Teufelssabbat

Terence Fisher hat die lakonischsten Schlusseinstellungen gedreht. Ihre Nüchternheit vertrug sich überhaupt nicht mit dem Genre, in dem er arbeitete: dem Horrorfilm. Aber sobald die Gefahr gebannt und das Monster tot war, blendete er unverzüglich den Titel "The End" ins Bild ein. Dazu ertönt ein Crescendo, aber zum Ausklingen bleibt keine Zeit. »The Devil rides out«, der am Dienstag in der "Kultkino"- Reihe des Frankfurter Filmmuseums läuft, bildet jedoch eine reizvolle Ausnahme.

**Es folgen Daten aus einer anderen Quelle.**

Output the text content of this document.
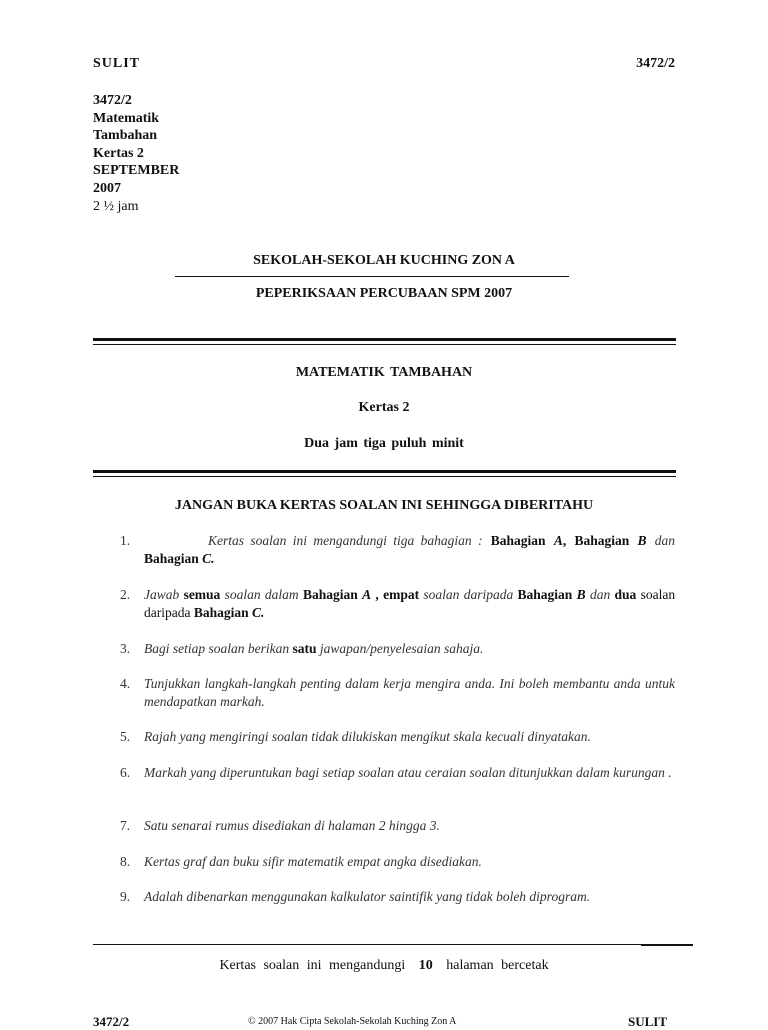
SULIT	3472/2
3472/2
Matematik
Tambahan
Kertas 2
SEPTEMBER
2007
2 ½ jam
SEKOLAH-SEKOLAH KUCHING ZON A
PEPERIKSAAN PERCUBAAN SPM 2007
MATEMATIK TAMBAHAN
Kertas 2
Dua jam tiga puluh minit
JANGAN BUKA KERTAS SOALAN INI SEHINGGA DIBERITAHU
1.	Kertas soalan ini mengandungi tiga bahagian : Bahagian A, Bahagian B dan Bahagian C.
2. Jawab semua soalan dalam Bahagian A , empat soalan daripada Bahagian B dan dua soalan daripada Bahagian C.
3. Bagi setiap soalan berikan satu jawapan/penyelesaian sahaja.
4. Tunjukkan langkah-langkah penting dalam kerja mengira anda. Ini boleh membantu anda untuk mendapatkan markah.
5. Rajah yang mengiringi soalan tidak dilukiskan mengikut skala kecuali dinyatakan.
6. Markah yang diperuntukan bagi setiap soalan atau ceraian soalan ditunjukkan dalam kurungan .
7. Satu senarai rumus disediakan di halaman 2 hingga 3.
8. Kertas graf dan buku sifir matematik empat angka disediakan.
9. Adalah dibenarkan menggunakan kalkulator saintifik yang tidak boleh diprogram.
Kertas soalan ini mengandungi 10 halaman bercetak
3472/2	© 2007 Hak Cipta Sekolah-Sekolah Kuching Zon A	SULIT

Auch hier verliert Fisher keine Zeit, um das Publikum stracks zurück in die Realität zu katapultieren. Aber diesmal endet der Schrecken in einer Abblende. Ich muss gestehen, ich war sacht enttäuscht, als ich den Film am Wochenende wiedersah: Die britische Sachlichkeit, mit der Fisher sonst zum Schluss kommt, fehlte mir. Sie bedeutete natürlich nie, dass man getrost wieder zur Tagesordnung übergehen konntstellt hiere. Schließlich waren seine Dracula- und Frankensteinfilme auf Fortsetzung angelegt und blieb der Sieg des Guten vorläufig. Mit dem Vorübersein hat es in »The devil rides out« freilich seine eigene Bewandtnis. Zweimal wird Christopher Lee die bange Frage "Is it over?" gestellt, auf die er mit einem beruhigenden "Yes, it's all over." antwortet. Aber wenn es das erste Mal schon nicht stimmte, warum sollte man seinen Worten beim zweiten trauen?

Es ist ohnehin eine eher ungewöhnliche Hammer-Produktion. Lee musste erst gegen den Widerstand der Studioleitung durchsetzen, einen Film über schwarze Magie drehen zu können. Im Audiokommentar der bei Anchor Bay erschienen DVD jedenfalls reklamiert er für sich, allein für das Entstehen des Films verantwortlich zu sein. Als Herzog von Richleau ist er in einer unüblichen Rolle zu sehen. Er übernimmt quasi den Peter-Cushing-Part des unerschrockenen Streiters gegen alles Okkulte. Trotz des Namens, der normannischen Ursprungs sein dürfte, ist der Herzog ein Puritaner reinsten Wassers. Gewiss, ein Menschenfreund, der die Welt aber mit umfassendem Argwohn betrachtet. Dieser ist vollends gerechtfertigt, da er einen Freund und dessen Verlobte aus den Händen eines Satanistenkultes retten muss. Deren Anführer Mocato wird von dem sublimen Charles Gray verkörpert und man muss nur in dessen unergründlich blauen Augen schauen, um zu erahnen, dass dies ein ebenbürtiger Gegenspieler für Lee sein wird.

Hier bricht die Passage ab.